The government has set an ambition to deploy at least 5 MtCO2 of GGRs per year by 2030, and its chart on page 188 shows 15-45 MtCO2 being removed by 2037 (which would have been nothing if it hadn’t been for the Net Zero Strategy). The two main ways of achieving GGRs are nature-based (eg planting trees) and engineering based (eg direct air capture plants). Legislation changes will be needed to recognise GGRs in carbon budget calculations. The government will consult on a business model for GGRs next spring and is thinking of including them in the UK Emissions Trading Scheme. There’s not a great deal of detail for such a significant ambition, but at least there’s an ambition.

There are later sections on finance and education, and ’embedding net zero in government’. The section on ’embedding net zero in government decisions’ does nothing of the sort, it refers to the five environmental principles in the Environment Bill as the main lever for this, but although tangentially to do with climate change that is more about protecting the environment in terms of species and habitats. What I’d like to see is an obligation to consider the effect of a project on achievement of net zero, just like there is presently an obligation to consider the effect on achieving air quality targets.

In summary, I think the Net Zero Strategy covers the right subject matter, eg demand as well as supply in all the right areas, but does not go far enough, stopping as it does in 2037, to be called a true Net Zero Strategy.

Not DCO decisions

This week saw three deadlines for decisions on Development Consent Order applications come and go.

First, on 19 October 2021, the decision on the MetroWest railway line near Bristol was due. Instead, it has been delayed for six months to April 2022 ‘to allow further consideration of environmental matters’.

Secondly, on 21 October 2021, the decision on the M54 to M6 Link Road was due. It has also been delayed for six months to April 2022 ‘to allow further consideration of environmental matters’. Those pesky environmental matters.

Finally, also on 21 October 2021, the decision on the Aquind Interconnector from near Portsmouth to France was due, having already been delayed for a month. It has been delayed for another three months, to 21 January 2022. The Secretary of State has decided that ‘further work is necessary to consider the application in detail including whether further information is required, and this requires an extension to the deadline’. An even more anodyne reason.

So there you have it. There now hasn’t been a decision on a DCO for over eight months, the last being the Kemsley Power DCO on 19 February 2021 – which the applicant challenged. Furthermore, nine of the last 12 decision deadlines have not been met (and that’s only counting each delayed decision once – several have been delayed more than once). This really isn’t good enough.

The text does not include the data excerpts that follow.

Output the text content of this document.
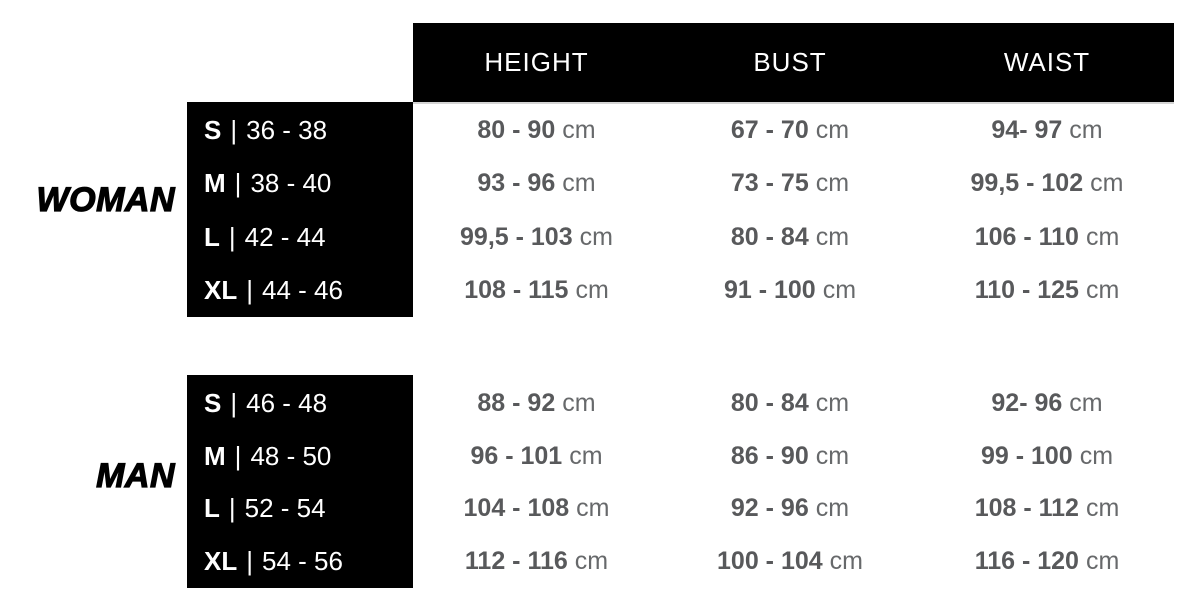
HEIGHT	BUST	WAIST
WOMAN
MAN
S | 36 - 38	80 - 90 cm	67 - 70 cm	94- 97 cm
M | 38 - 40	93 - 96 cm	73 - 75 cm	99,5 - 102 cm
L | 42 - 44	99,5 - 103 cm	80 - 84 cm	106 - 110 cm
XL | 44 - 46	108 - 115 cm	91 - 100 cm	110 - 125 cm
S | 46 - 48	88 - 92 cm	80 - 84 cm	92- 96 cm
M | 48 - 50	96 - 101 cm	86 - 90 cm	99 - 100 cm
L | 52 - 54	104 - 108 cm	92 - 96 cm	108 - 112 cm
XL | 54 - 56	112 - 116 cm	100 - 104 cm	116 - 120 cm
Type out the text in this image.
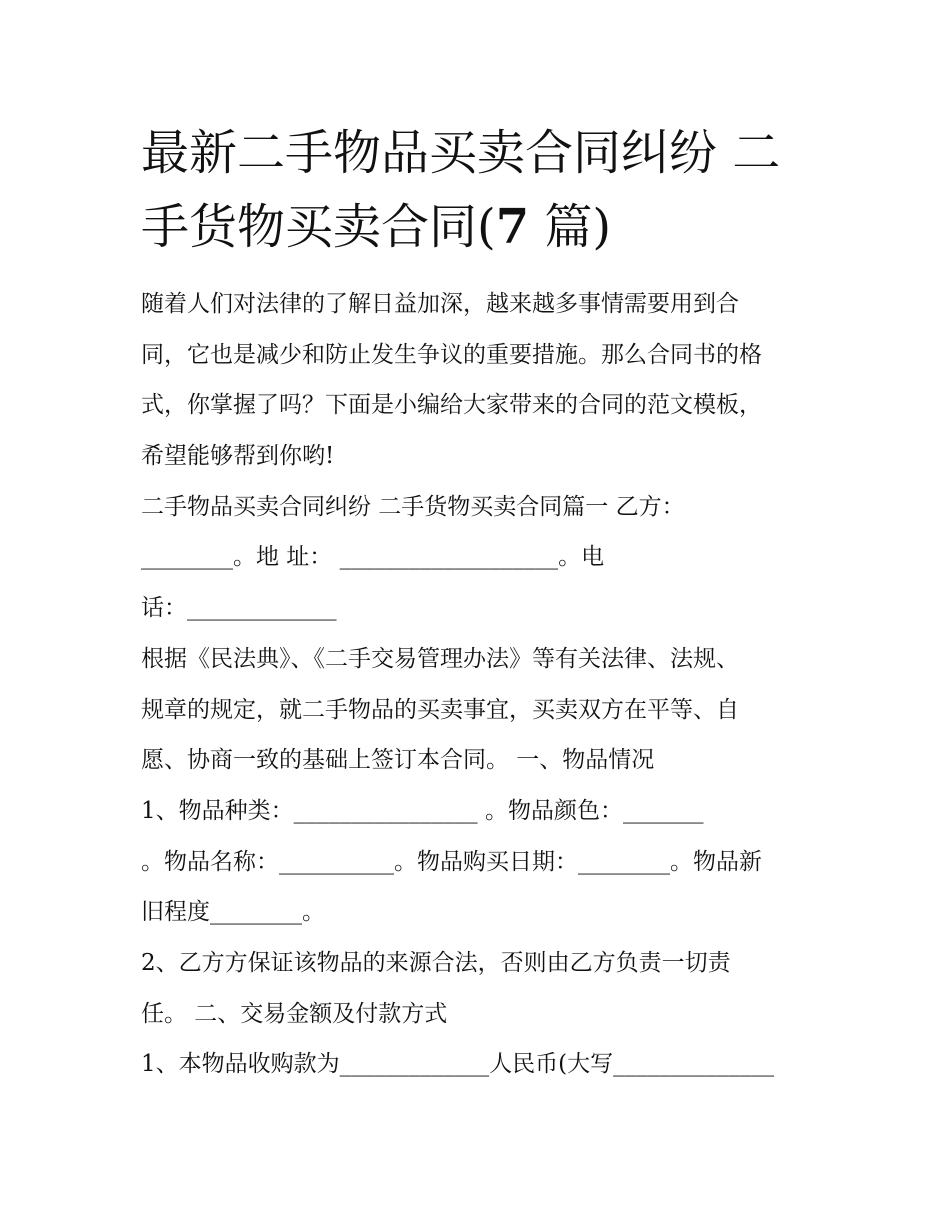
最新二手物品买卖合同纠纷 二
手货物买卖合同(7 篇)
随着人们对法律的了解日益加深，越来越多事情需要用到合
同，它也是减少和防止发生争议的重要措施。那么合同书的格
式，你掌握了吗？下面是小编给大家带来的合同的范文模板，
希望能够帮到你哟!
二手物品买卖合同纠纷 二手货物买卖合同篇一 乙方：
________。地 址： ___________________。电
话：_____________
根据《民法典》、《二手交易管理办法》等有关法律、法规、
规章的规定，就二手物品的买卖事宜，买卖双方在平等、自
愿、协商一致的基础上签订本合同。 一、物品情况
1、物品种类：________________ 。物品颜色：_______
。物品名称：__________。物品购买日期：________。物品新
旧程度________。
2、乙方方保证该物品的来源合法，否则由乙方负责一切责
任。 二、交易金额及付款方式
1、本物品收购款为_____________人民币(大写______________
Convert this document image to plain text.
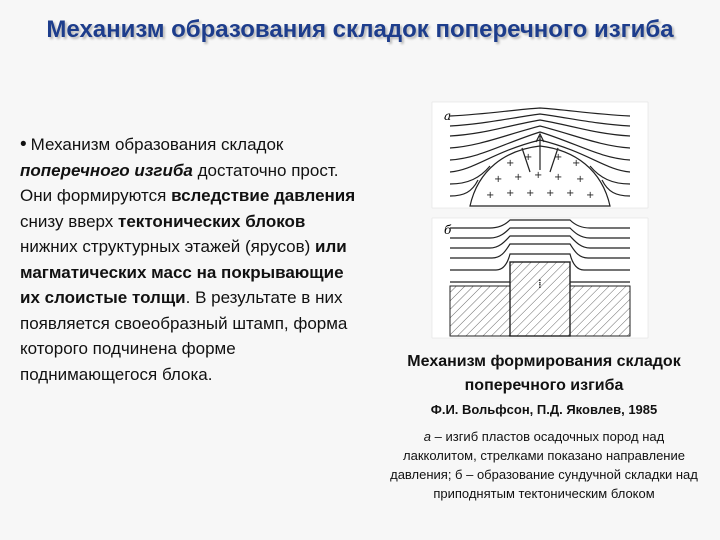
Механизм образования складок поперечного изгиба
• Механизм образования складок поперечного изгиба достаточно прост. Они формируются вследствие давления снизу вверх тектонических блоков нижних структурных этажей (ярусов) или магматических масс на покрывающие их слоистые толщи. В результате в них появляется своеобразный штамп, форма которого подчинена форме поднимающегося блока.
а
+
+ +
+
+ + + + +
+ + + + + +
б
⁞
Механизм формирования складок поперечного изгиба
Ф.И. Вольфсон, П.Д. Яковлев, 1985
а – изгиб пластов осадочных пород над лакколитом, стрелками показано направление давления; б – образование сундучной складки над приподнятым тектоническим блоком
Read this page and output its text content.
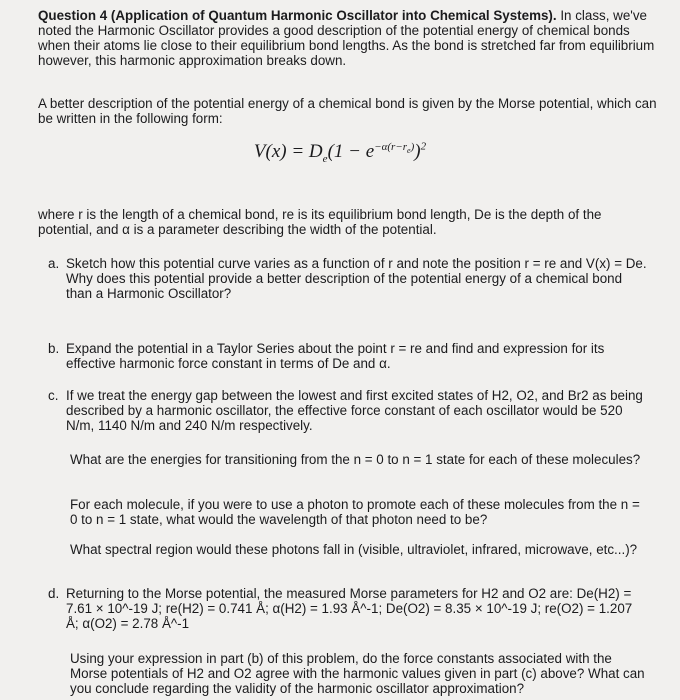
Question 4 (Application of Quantum Harmonic Oscillator into Chemical Systems). In class, we've noted the Harmonic Oscillator provides a good description of the potential energy of chemical bonds when their atoms lie close to their equilibrium bond lengths. As the bond is stretched far from equilibrium however, this harmonic approximation breaks down.
A better description of the potential energy of a chemical bond is given by the Morse potential, which can be written in the following form:
$V(x) = D_e(1 - e^{-\alpha(r-r_e)})^2$
where r is the length of a chemical bond, re is its equilibrium bond length, De is the depth of the potential, and α is a parameter describing the width of the potential.
a. Sketch how this potential curve varies as a function of r and note the position r = re and V(x) = De. Why does this potential provide a better description of the potential energy of a chemical bond than a Harmonic Oscillator?
b. Expand the potential in a Taylor Series about the point r = re and find and expression for its effective harmonic force constant in terms of De and α.
c. If we treat the energy gap between the lowest and first excited states of H2, O2, and Br2 as being described by a harmonic oscillator, the effective force constant of each oscillator would be 520 N/m, 1140 N/m and 240 N/m respectively.
What are the energies for transitioning from the n = 0 to n = 1 state for each of these molecules?
For each molecule, if you were to use a photon to promote each of these molecules from the n = 0 to n = 1 state, what would the wavelength of that photon need to be?
What spectral region would these photons fall in (visible, ultraviolet, infrared, microwave, etc...)?
d. Returning to the Morse potential, the measured Morse parameters for H2 and O2 are: De(H2) = 7.61 × 10^-19 J; re(H2) = 0.741 Å; α(H2) = 1.93 Å^-1; De(O2) = 8.35 × 10^-19 J; re(O2) = 1.207 Å; α(O2) = 2.78 Å^-1
Using your expression in part (b) of this problem, do the force constants associated with the Morse potentials of H2 and O2 agree with the harmonic values given in part (c) above? What can you conclude regarding the validity of the harmonic oscillator approximation?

How it started: the National Infrastructure Strategy was published in November 2020 and ‘set an ambition to cut timescales by up to 50% for some projects entering the system from 2023’.

How it’s going: since the NIS was published three applications completed their examinations in six months and three were decided on time (not the same ones); the other 10 were delayed in each case by between two weeks and four months in case of examinations and by between four and 16 months (and counting) in the case of decisions. I will let the Planning Inspectorate off for the examination delays because those were entirely down to adapting to COVID-19, but the two Secretaries of State do not have that excuse.

Not the blog

Finally, I am making some changes to the Planning Act blog – yes, the blog is getting it, and it’s all your fault. I am shortly going to share writing responsibilities with a colleague, Mustafa Latif-Aramesh, and also going to share in writing a new Net Zero blog with another colleague, Richard Marsh. Watch this space!